The authorship of the recently released University of Guyana’s September 2009 – August 2012 Strategic Plan is underpinned by an uncharacteristic and refreshing frankness that breaks with a long-entrenched and thoroughly counterproductive practice of burying our heads in the sand about the cataclysmic and continuing decline of UG.
One detects behind that openness the same posture that underpinned a presentation to a private sector lunch made by Vice Chancellor Lawrence Carrington earlier this year. The Vice Chancellor understands, of course, that the world will not wait on UG to get its act together and Guyana will certainly find itself lagging badly behind the rest of the world if our only institution of higher learning continues to perform in the mediocre manner that it presently does.
In the first instance the Strategic Plan alludes to “the under-financing of the University” and the various resulting negative material, human and technological “deficiencies.” It hints too at a consequential mediocrity in the broader fabric of the University as reflected in its “inability to attract well qualified staff…insufficient learning resources…limited resources for research…inappropriate teaching methods…weak quality assurance systems…a poor public image” and an “inconsistent commitment to excellence.”
However unkind these sentiments expressed in the Strategic Plan may seem, no University confronted with such criticisms can lay legitimate claim to delivering what is expected of it. Indeed, taken together, the twenty-six specific “weaknesses” cited in the Strategic Plan point unerringly to a condition of profound underdevelopment and underachievement at the University.
The arrival of Professor Carrington at Turkeyen earlier this year coincided with the commencement of discourses between the University and the Private Sector on ways in which the two can engage in collaborative pursuits for their mutual benefit; and though the Strategic Plan does not allude directly to the role that such collaboration can play in moving the University forward it makes the point about “insufficient learning resources” and “limited resources for research,” two areas in which the private sector can directly contribute to building capacity at the University. Of course, as Professor Carrington himself has said, investment in the University by the private sector is, in effect, an investment in itself and, more critically, an investment in the economy as a whole.
Responsibility for the current state of the University rests, unquestionably, mostly at the feet of the government. The institution’s stressful environment, its uncompetitive and unattractive staff remuneration and its poor public image, all deficiencies alluded to in the Strategic Plan are all, to varying extents, to be blamed on a state approach to the management of the University that has been thoroughly insensitive to its role as a critical nation-building tool and that has sought continually to infuse the same counterproductive jousting that characterizes national politics into the very fabric of the University.

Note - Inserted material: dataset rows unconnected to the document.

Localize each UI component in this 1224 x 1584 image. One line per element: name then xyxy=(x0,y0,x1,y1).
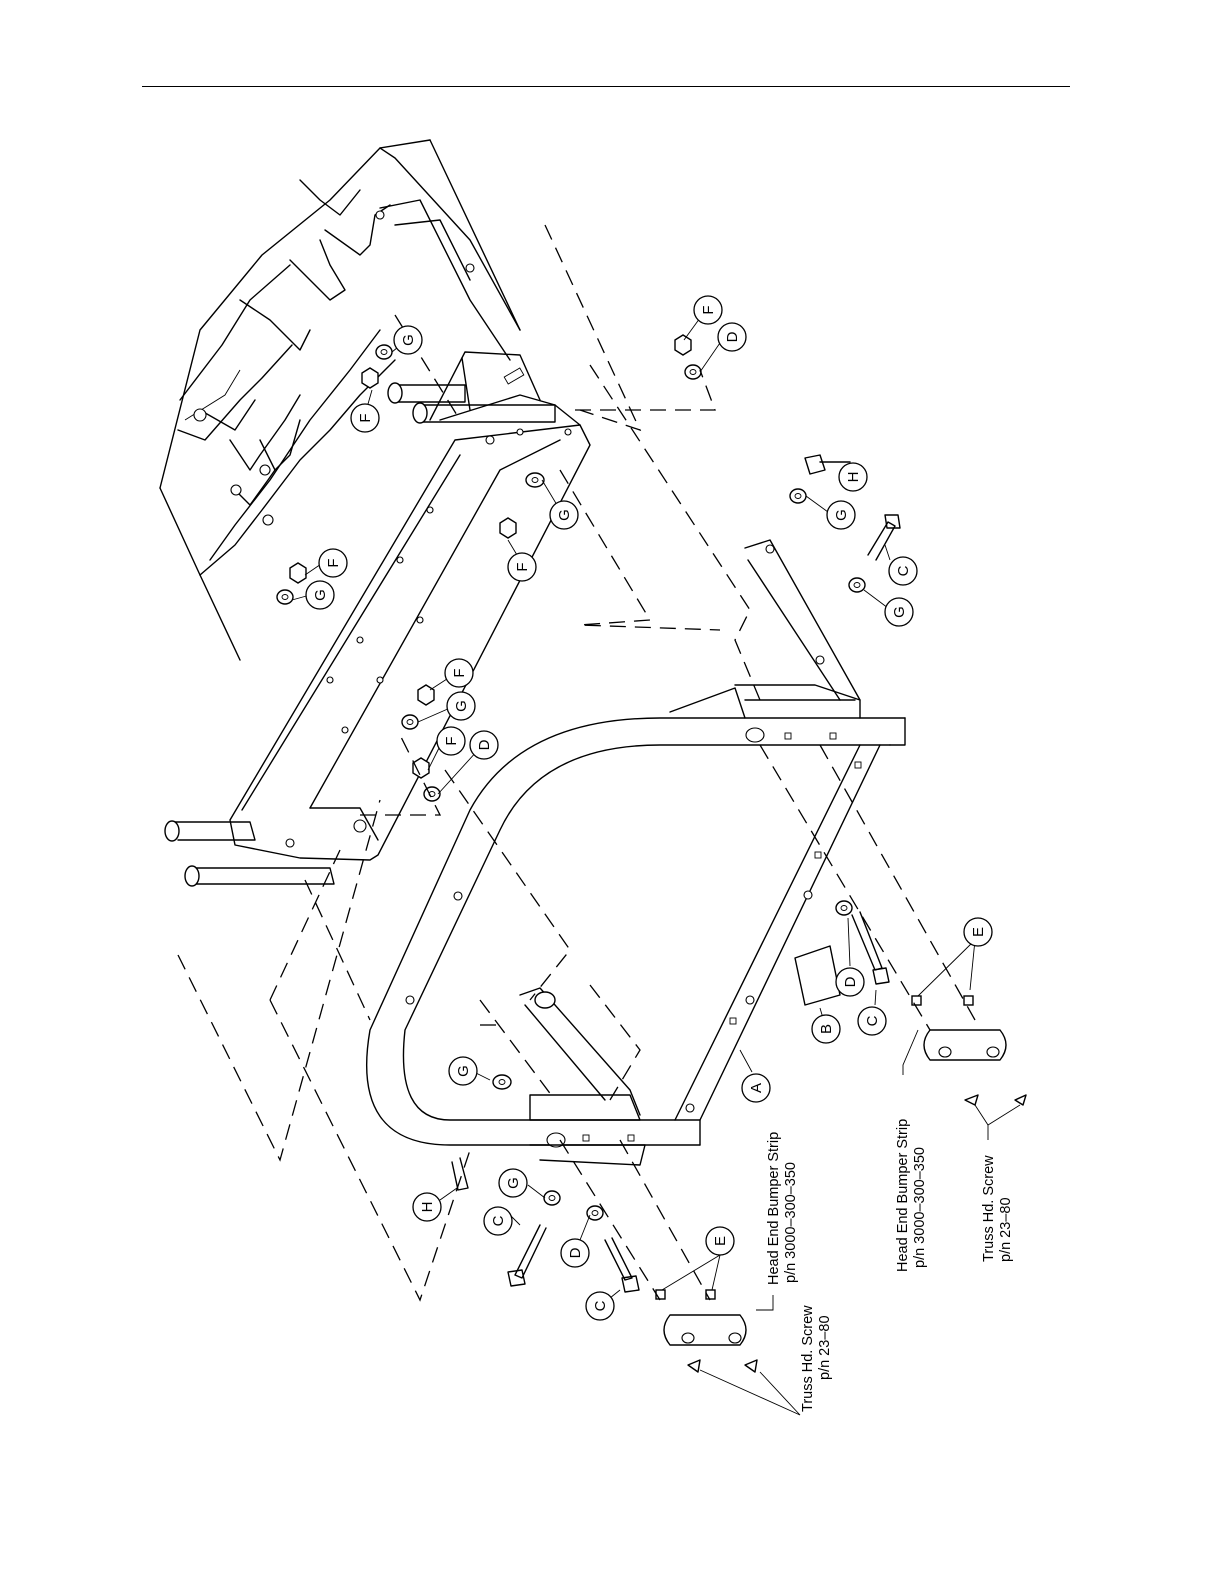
svg-text:F: F xyxy=(325,558,342,567)
callout-F: F xyxy=(445,659,473,687)
callout-F: F xyxy=(508,553,536,581)
bumper-strip-right xyxy=(924,1030,1006,1060)
assembly-lines xyxy=(178,225,975,1300)
callout-G: G xyxy=(827,501,855,529)
callout-A: A xyxy=(742,1074,770,1102)
strip-left-label-line2: p/n 3000–300–350 xyxy=(783,1162,799,1283)
callout-C: C xyxy=(858,1007,886,1035)
svg-text:C: C xyxy=(895,565,912,576)
svg-text:D: D xyxy=(476,739,493,750)
svg-text:E: E xyxy=(712,1236,729,1246)
callout-D: D xyxy=(718,323,746,351)
callout-F: F xyxy=(694,296,722,324)
callout-H: H xyxy=(839,463,867,491)
svg-text:C: C xyxy=(592,1300,609,1311)
svg-text:F: F xyxy=(443,736,460,745)
callout-E: E xyxy=(964,918,992,946)
svg-text:G: G xyxy=(312,589,329,601)
screw-right-label-line1: Truss Hd. Screw xyxy=(981,1155,997,1262)
machine-base xyxy=(160,140,520,660)
svg-text:F: F xyxy=(514,562,531,571)
svg-text:D: D xyxy=(724,331,741,342)
callout-balloons: G F F D G F H G C G F G F G F D E D B C … xyxy=(306,296,992,1320)
callout-E: E xyxy=(706,1227,734,1255)
part-notes: Head End Bumper Strip p/n 3000–300–350 T… xyxy=(766,1119,1014,1412)
frame-A xyxy=(367,718,905,1147)
callout-C: C xyxy=(586,1292,614,1320)
strip-right-label-line2: p/n 3000–300–350 xyxy=(912,1147,928,1268)
callout-H: H xyxy=(413,1193,441,1221)
svg-text:G: G xyxy=(505,1177,522,1189)
svg-text:F: F xyxy=(451,668,468,677)
svg-text:F: F xyxy=(700,305,717,314)
callout-F: F xyxy=(351,404,379,432)
svg-text:B: B xyxy=(818,1024,835,1034)
lower-bracket xyxy=(520,988,645,1165)
strip-left-label-line1: Head End Bumper Strip xyxy=(766,1132,782,1285)
svg-text:A: A xyxy=(748,1083,765,1093)
callout-B: B xyxy=(812,1015,840,1043)
svg-text:D: D xyxy=(842,976,859,987)
callout-G: G xyxy=(447,692,475,720)
callout-G: G xyxy=(449,1057,477,1085)
callout-G: G xyxy=(550,501,578,529)
svg-text:E: E xyxy=(970,927,987,937)
callout-D: D xyxy=(836,968,864,996)
callout-D: D xyxy=(561,1239,589,1267)
strip-right-label-line1: Head End Bumper Strip xyxy=(895,1119,911,1272)
callout-D: D xyxy=(470,731,498,759)
svg-text:G: G xyxy=(556,509,573,521)
callout-C: C xyxy=(484,1207,512,1235)
svg-text:F: F xyxy=(357,413,374,422)
bumper-strip-left xyxy=(664,1315,746,1345)
svg-text:H: H xyxy=(419,1202,436,1213)
svg-text:C: C xyxy=(864,1015,881,1026)
svg-text:G: G xyxy=(453,700,470,712)
callout-G: G xyxy=(306,581,334,609)
callout-F: F xyxy=(437,727,465,755)
callout-C: C xyxy=(889,557,917,585)
svg-text:G: G xyxy=(891,606,908,618)
svg-text:G: G xyxy=(455,1065,472,1077)
svg-text:H: H xyxy=(845,472,862,483)
svg-text:G: G xyxy=(400,334,417,346)
screw-left-label-line2: p/n 23–80 xyxy=(817,1315,833,1380)
screw-right-label-line2: p/n 23–80 xyxy=(998,1197,1014,1262)
callout-G: G xyxy=(394,326,422,354)
svg-text:C: C xyxy=(490,1215,507,1226)
screw-left-label-line1: Truss Hd. Screw xyxy=(800,1305,816,1412)
svg-text:D: D xyxy=(567,1247,584,1258)
callout-G: G xyxy=(885,598,913,626)
callout-F: F xyxy=(319,549,347,577)
frame-posts xyxy=(165,383,555,886)
svg-text:G: G xyxy=(833,509,850,521)
callout-G: G xyxy=(499,1169,527,1197)
label-B-plate xyxy=(795,946,840,1005)
frame-rails xyxy=(230,352,590,860)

Finding the money with which to run the University effectively is, of course, only part of the problem and one suspects that it may be possible to simply pursue the option of securing much of the funding from some multilateral financing source. Indeed, if such an approach for funding can be placed in the context of the University’s role as an institution that is critical to the country’s development it may even be possible to secure a grant for the purpose. The point that should be made here of course is that if the University can rid itself of the need for funding directly from state coffers it will essentially be placing itself in a better position to rid itself of the shackles of government control though it has to be said that grants from multilateral sources are themselves subject to government’s approval.
Whatever else it is, the University’s Strategic Plan is an overwhelming repudiation of the abhorrent practices that have informed the running of the University, practices that have had to do with its politicization as much as its pauperization. The recent appointment of a Chancellor, for example, now means that the Council is headed by a serious and influential professional.

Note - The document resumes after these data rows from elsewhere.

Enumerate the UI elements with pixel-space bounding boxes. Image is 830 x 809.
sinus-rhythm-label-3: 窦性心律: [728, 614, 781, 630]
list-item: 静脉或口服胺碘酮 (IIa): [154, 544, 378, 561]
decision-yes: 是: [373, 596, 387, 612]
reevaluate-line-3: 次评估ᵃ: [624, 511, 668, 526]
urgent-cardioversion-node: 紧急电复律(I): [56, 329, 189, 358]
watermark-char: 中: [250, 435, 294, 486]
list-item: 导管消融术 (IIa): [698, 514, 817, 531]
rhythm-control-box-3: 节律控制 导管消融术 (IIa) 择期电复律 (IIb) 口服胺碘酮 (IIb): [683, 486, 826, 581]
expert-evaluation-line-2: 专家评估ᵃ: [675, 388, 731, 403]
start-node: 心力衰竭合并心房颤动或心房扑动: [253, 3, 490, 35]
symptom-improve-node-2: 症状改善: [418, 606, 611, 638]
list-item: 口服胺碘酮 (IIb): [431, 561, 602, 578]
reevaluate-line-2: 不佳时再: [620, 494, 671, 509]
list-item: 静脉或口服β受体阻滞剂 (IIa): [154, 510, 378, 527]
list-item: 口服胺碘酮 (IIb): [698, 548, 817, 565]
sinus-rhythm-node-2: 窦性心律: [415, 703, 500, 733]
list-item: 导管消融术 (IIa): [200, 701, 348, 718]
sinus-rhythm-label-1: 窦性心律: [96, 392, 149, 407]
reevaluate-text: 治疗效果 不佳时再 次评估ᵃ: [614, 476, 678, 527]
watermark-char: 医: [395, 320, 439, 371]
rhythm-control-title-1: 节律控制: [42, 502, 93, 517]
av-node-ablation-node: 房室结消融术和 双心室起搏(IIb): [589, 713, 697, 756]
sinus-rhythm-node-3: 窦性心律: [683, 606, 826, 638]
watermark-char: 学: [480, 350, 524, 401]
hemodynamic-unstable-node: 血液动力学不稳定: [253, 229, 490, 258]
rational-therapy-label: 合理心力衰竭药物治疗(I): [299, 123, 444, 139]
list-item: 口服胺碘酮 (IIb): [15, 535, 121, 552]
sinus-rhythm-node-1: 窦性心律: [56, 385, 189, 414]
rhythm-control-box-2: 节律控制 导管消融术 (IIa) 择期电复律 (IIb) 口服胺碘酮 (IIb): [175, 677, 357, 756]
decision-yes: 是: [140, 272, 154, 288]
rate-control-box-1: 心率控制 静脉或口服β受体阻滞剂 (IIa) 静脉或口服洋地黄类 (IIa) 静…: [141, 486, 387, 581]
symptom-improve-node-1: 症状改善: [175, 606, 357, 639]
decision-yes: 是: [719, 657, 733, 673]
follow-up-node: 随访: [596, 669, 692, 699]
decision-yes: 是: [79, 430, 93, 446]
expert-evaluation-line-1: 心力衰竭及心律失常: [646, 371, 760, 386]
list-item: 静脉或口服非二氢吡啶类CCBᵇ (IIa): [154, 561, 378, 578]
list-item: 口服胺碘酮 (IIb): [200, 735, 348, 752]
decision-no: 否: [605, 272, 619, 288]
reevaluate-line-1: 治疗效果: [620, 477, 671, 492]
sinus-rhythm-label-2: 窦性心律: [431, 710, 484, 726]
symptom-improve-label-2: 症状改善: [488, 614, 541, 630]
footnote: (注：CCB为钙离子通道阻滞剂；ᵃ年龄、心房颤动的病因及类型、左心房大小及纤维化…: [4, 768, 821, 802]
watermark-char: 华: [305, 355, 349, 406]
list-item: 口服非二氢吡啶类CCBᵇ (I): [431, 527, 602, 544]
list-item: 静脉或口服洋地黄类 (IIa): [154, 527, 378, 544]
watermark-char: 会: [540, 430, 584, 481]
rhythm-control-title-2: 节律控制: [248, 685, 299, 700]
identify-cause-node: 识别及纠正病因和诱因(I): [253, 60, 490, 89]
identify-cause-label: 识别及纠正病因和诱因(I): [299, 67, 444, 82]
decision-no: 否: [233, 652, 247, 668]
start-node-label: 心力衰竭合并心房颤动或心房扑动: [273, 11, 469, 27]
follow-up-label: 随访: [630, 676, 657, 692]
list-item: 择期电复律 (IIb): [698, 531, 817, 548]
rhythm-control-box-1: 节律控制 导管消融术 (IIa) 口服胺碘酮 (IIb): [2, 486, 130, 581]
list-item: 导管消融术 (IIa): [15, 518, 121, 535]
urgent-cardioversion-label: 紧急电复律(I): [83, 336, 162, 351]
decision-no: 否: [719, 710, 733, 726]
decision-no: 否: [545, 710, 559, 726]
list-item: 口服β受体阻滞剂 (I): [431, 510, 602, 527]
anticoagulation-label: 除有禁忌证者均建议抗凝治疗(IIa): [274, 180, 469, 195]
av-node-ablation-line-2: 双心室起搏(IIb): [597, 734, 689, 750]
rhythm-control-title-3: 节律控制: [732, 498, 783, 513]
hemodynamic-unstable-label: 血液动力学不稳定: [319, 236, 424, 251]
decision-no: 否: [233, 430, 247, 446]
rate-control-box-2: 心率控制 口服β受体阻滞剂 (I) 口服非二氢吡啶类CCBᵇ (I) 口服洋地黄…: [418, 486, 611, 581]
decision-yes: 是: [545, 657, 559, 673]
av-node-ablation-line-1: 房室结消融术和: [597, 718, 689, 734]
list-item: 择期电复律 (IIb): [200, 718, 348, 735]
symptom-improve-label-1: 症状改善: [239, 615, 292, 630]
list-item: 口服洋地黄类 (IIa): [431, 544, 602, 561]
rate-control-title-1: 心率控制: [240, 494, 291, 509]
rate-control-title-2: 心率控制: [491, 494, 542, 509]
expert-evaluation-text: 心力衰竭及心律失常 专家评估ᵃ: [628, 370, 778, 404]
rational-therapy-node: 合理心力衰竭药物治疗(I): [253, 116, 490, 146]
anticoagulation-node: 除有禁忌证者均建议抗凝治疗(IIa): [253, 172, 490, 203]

It is not at all common for state-run institutions in Guyana to offer such candid assessments of their weaknesses as are reflected in the University’s Strategic Plan and what UG has done signals that the authors of the Strategic Plan understand that the institution is at a crossroads and that whoever may choose to frown on their openness we simply need to call a spade a spade.
The protracted under-funding of UG by the state, given the presumed centrality of the institution to national development is not only short-sighted but reflective of a deeply disturbing insensitivity to the development of our intellectual resources. When one considers the vast sums that have leaked from the state coffers either through state-funded projects that have been poorly executed or through corrupt practices involving the theft of state funds, one wonders just how much of a difference those amounts would have made to the University.
We have not heard a great deal about the University’s new-found relationship with the private sector though President of the Guyana Manufacturing and Services Association (GMSA) Ramesh Dookhoo told Stabroek Business that he had seen the Strategic Plan and that the private sector was supportive of its contents. We hope that some of the specific recommendations made by Professor Carrington, including the funding of University-based research initiatives by the private sector and increasing the number of scholarships granted to employees by private sector companies will materialize sooner rather than later.
If what has gone before is anything to go by, however, any initiative involving UG and the private sector to take the institution forward has to have the unambiguous blessings of the government. By this we mean that bringing UG into the 21st century must be preceded by an end to the practice of political bickering for control of the University. Part of the function of a University is to breed independent thinkers. The University itself will only properly accomplish that mission if it is able to rid itself of the dead hand of the stench of political intervention that stubbornly refuses to release its grip from around the throat of the institution.